Robbed of my political idol, I find myself bereft. I mentally grasp about, seeking a shiny new toy to satisfy me. What about a prince of the church? If I cannot take refuge in a politician, perhaps a pope will do. Whenever I am asked what famous person I would most like to meet, Pope John Paul II is always my go-to guy. I have taken pride in the fact that I chose someone for his moral fortitude, his brilliance, and his exemplification of Christ, rather than idolizing a vapid Hollywood persona or a fleeting sports figure. JP2 was undeniably a great force for good, an instrument of righteousness. Surely the adulation of such a spiritual giant such as he can be acceptable, right?

And the answer returns: No. Not if my enthusiasm becomes a sort of quasi-worship-or-idolatry, which it so easily does. I have learned through this bitter election cycle that I am dangerously vulnerable to such temptations, consciously or not. I see a light in the political darkness and pursue it as doggedly as a moth to a flickering bulb. I must be more mindful than that. We all should. There is a glorious Son whose light shines a whole lot brighter and who is far more worthy of our attention.

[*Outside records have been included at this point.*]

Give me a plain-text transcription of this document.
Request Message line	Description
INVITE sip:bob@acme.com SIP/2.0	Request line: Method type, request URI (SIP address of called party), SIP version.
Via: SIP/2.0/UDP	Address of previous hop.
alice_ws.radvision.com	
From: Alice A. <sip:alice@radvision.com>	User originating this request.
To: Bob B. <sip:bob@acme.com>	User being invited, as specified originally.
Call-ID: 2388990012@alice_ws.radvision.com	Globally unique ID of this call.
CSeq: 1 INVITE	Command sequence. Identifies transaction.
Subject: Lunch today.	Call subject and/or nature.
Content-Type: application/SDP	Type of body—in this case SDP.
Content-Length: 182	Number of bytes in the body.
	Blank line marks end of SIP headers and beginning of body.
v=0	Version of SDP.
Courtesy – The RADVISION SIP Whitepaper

Of course it is incumbent upon every Catholic to recall the principles of our faith when we enter the voting booth, and we should vote for candidates whose positions are in alignment with Truth. But when we fill in our ballot bubble, when we make our choice and cast our lot, we must take care to maintain an eternal perspective. As Sister Deirdre Byrne said at the RNC last month, we are called not just to be pro-life but to be pro-ETERNAL life. Yes, we can have our favorites in this world, and we can hope their ascension will ensure godly policies at least for the time being . But as these princes occupy their little, temporary thrones, let us not forget that the entire earth is God’s footstool. Let us lift our eyes beyond this present horizon to something much higher and much greater. Let us remember that we are citizens of Heaven first and foremost, and let us reserve our total allegiance for the true and eternal King.